Nicknamed “America’s oldest teenager” for his fresh-scrubbed look, Clark and “American Bandstand” not only gave young fans what they wanted, they gave their parents a measure of assurance that this new music craze was not as scruffy or as scary as they feared.

He helped transform rock ‘n’ roll into a cultural force, and in the beginning he did it by introducing artists such as Chuck Berry, Bill Haley and the Comets, James Brown, Buddy Holly and the Everly Brothers for the first time. All made their national television debuts on “Bandstand.”

As the music matured through the years, Clark played a potent role in star-shaping, and the Mamas and the Papas and Madonna would join the long and eclectic list of performers who got that first big boost on “Bandstand.” Clark himself joined many of his show’s guests in 1993 when he was inducted into the Rock and Roll Hall of Fame.

Clark would host “Bandstand” until 1989, leaving just a few months before the show’s cancellation.

On “Dick Clark’s New Year’s Rockin’ Eve,” launched in 1972, he counted down the last moments of every year from Times Square in Manhattan.

He found a surprise hit in the 1980s with “TV’s Bloopers & Practical Jokes,” a franchise that correctly banked on the appeal of Hollywood stars flubbing their lines.

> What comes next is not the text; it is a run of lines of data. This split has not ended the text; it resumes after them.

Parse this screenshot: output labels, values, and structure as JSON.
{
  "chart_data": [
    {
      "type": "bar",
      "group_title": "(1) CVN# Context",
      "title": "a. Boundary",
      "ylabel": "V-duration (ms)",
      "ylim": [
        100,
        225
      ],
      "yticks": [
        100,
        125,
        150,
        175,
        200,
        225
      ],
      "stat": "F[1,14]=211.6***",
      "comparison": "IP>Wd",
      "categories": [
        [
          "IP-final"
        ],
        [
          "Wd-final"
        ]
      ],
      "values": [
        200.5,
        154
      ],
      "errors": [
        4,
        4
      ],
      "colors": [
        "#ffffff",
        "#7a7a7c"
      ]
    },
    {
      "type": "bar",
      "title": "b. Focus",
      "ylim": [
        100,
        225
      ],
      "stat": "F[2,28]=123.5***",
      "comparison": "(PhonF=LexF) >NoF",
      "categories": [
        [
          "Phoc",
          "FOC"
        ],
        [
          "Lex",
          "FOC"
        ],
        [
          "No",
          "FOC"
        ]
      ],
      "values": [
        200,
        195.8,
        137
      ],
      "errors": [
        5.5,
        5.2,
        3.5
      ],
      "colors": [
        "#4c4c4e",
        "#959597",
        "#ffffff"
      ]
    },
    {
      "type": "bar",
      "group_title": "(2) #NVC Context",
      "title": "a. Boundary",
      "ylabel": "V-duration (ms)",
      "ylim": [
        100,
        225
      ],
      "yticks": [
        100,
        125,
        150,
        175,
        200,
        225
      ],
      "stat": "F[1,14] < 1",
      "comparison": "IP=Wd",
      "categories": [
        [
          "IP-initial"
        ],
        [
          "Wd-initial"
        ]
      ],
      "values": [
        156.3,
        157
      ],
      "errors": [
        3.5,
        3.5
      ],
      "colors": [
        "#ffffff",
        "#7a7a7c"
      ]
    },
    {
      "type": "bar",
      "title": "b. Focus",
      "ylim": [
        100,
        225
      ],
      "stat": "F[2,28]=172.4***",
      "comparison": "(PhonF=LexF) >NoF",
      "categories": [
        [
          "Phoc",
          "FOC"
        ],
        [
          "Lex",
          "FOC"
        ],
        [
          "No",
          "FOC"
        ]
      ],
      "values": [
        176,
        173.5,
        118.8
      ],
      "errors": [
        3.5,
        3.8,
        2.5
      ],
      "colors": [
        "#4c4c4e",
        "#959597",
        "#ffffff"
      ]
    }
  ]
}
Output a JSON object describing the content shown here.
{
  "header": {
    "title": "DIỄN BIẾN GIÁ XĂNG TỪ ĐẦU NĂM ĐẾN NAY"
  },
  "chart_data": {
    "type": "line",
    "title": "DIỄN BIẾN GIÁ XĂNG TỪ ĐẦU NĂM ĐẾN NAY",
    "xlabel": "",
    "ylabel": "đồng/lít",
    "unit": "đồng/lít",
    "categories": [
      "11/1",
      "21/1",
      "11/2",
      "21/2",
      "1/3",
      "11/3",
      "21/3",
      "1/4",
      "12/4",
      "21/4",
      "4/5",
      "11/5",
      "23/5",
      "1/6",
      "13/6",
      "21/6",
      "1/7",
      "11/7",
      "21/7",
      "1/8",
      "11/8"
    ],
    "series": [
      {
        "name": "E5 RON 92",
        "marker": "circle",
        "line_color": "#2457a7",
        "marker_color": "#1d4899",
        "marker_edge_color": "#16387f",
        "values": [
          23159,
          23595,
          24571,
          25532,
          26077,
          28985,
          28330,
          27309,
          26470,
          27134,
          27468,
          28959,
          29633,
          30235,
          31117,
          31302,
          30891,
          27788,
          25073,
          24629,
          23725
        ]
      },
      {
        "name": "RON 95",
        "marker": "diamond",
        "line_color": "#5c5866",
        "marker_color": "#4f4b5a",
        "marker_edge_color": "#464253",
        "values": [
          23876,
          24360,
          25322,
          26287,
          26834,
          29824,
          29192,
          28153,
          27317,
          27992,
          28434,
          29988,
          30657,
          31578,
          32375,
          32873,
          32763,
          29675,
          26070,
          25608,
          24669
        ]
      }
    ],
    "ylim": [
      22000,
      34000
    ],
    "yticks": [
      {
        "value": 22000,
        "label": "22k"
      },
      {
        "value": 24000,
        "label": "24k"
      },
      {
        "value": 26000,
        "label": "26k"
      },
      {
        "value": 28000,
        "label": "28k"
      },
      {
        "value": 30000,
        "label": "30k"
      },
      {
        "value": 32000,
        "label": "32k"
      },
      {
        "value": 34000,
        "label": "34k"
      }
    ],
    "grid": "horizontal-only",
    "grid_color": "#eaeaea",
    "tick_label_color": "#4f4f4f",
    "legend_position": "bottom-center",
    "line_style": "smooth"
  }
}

His work and investments went into game shows, among them “$20,000 Pyramid” and “Scattergories,” as well as television movies such as “Murder in Texas” and “Elvis!”

One of Clark’s most telling ventures was in the awards-show sector.

In 1974, a dispute between ABC and the organizers of the Grammys led to an opening that Clark recognized as a new turf for his music and television expertise. ABC had balked at the plan to broadcast the Grammys from Nashville, Tenn., so the network and the venerable gala divorced. Clark and ABC filled the void with the American Music Awards. The AMAs, unlike the Grammys, judges its winners based on sales data and public surveys, which seemed to suit Clark’s old “Bandstand” tradition of letting the kids grade the songs.

The AMAs became a template for Clark; his production company’s banner flies now over the Emmy Awards, the Golden Globes, the Academy of Country Music Awards and the Family Television Awards.

Clark returned again and again to the legacy of his beloved “Bandstand” with numerous archival projects and tie-ins, including television specials, home-video compilations and even a small restaurant chain that includes American Bandstand airport eateries in Indianapolis and Newark, N.J.

Thirty-seven years after its founding, Dick Clark Productions Inc. was sold in 2002 for $136 million to a group of private investors. Clark stayed on as chairman and chief executive.

Clark’s workload never slacked until his stroke in 2004. That year he acknowledged publicly that a decade earlier he had been diagnosed with Type 2 diabetes, becoming a famous face for a public-awareness campaign.

Clark is survived by his third wife, Kari Wigton Clark, whom he married in 1977. He also is survived by his children from two previous marriages, sons Richard and Duane and daughter Cindy.